Gelesen: 31.08. – 01.09.2026 (netto 302 Seiten. Nachauflage (2. Auflage) 2026 mit Vorwort von Frank Nowatzki)
Übersetzt aus dem Englischen von Angelika Müller.
Pulp Master 1, dank einer Nachauflage endlich mein. Alle anderen mir noch fehlenden Bände dieser wunderbaren Reihe muss ich mir jetzt aber auch nach-und-nach noch zusammenkaufen.
Das Buch ist ein perfekter Ken Bruen Roman aus dem Inspektor Brant und Chief Inspector James Roberts Panoptikum.
Oder aber Ken Bruen hat perfekt bei Derek Raymond abgekupfert.
In beiden Ecken gibt es wenig Hoffnung, viel gnadenlose Gewalt, sympathische Gangster und korrupte Cops. Und umgekehrt.
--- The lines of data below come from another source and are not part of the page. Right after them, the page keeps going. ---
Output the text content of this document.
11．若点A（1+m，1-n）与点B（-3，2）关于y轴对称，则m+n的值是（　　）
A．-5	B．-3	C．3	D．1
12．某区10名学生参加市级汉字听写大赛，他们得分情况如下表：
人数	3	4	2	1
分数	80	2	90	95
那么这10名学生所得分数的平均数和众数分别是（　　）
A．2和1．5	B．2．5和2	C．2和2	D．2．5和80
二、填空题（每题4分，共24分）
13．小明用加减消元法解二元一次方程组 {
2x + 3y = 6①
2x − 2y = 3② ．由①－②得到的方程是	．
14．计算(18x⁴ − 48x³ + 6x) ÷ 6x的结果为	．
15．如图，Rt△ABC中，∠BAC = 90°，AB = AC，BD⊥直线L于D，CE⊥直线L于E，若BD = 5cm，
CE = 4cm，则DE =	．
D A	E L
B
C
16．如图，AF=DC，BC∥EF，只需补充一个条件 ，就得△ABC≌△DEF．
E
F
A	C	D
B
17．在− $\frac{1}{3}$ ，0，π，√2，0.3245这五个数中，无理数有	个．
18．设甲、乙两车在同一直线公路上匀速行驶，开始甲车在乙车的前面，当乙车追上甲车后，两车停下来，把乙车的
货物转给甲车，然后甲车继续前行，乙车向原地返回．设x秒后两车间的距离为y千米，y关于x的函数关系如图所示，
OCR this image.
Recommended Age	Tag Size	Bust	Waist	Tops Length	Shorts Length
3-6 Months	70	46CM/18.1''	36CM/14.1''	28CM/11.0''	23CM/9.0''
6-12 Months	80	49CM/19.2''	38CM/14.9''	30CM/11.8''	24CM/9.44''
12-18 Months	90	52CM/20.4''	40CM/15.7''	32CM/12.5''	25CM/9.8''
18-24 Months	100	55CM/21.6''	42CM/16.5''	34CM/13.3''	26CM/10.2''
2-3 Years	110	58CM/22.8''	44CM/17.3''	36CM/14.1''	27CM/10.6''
In Roter Nebel begleiten wir Gust, beinharter Gangster und Anfang der 1990er nach 10 Jahren im Knast wieder draußen, bei seinem letzten Gig. Eine einfache Sache, ein paar Blankopässe klauen und Cash kassieren. Und dann weg vom Fenster. Ruhestand.
Pustekuchen, er hat die Rechnung ohne die eigentlichen Auftraggeber gemacht:

Diese spielen das Motto voll aus, lassen sowohl Cops als auch Gust (und noch ne ganze Menge anderer Gestalten) im Regen stehen.
Denn die Pässe, die hatten einen ganz anderen Zweck: Sie dienten eigentlich dazu ein paar ex-Militärs aus der UdSSR zu locken, die auf dem Weltmarkt Waffen und ggf. auch Atomwaffen vermarkten wollen.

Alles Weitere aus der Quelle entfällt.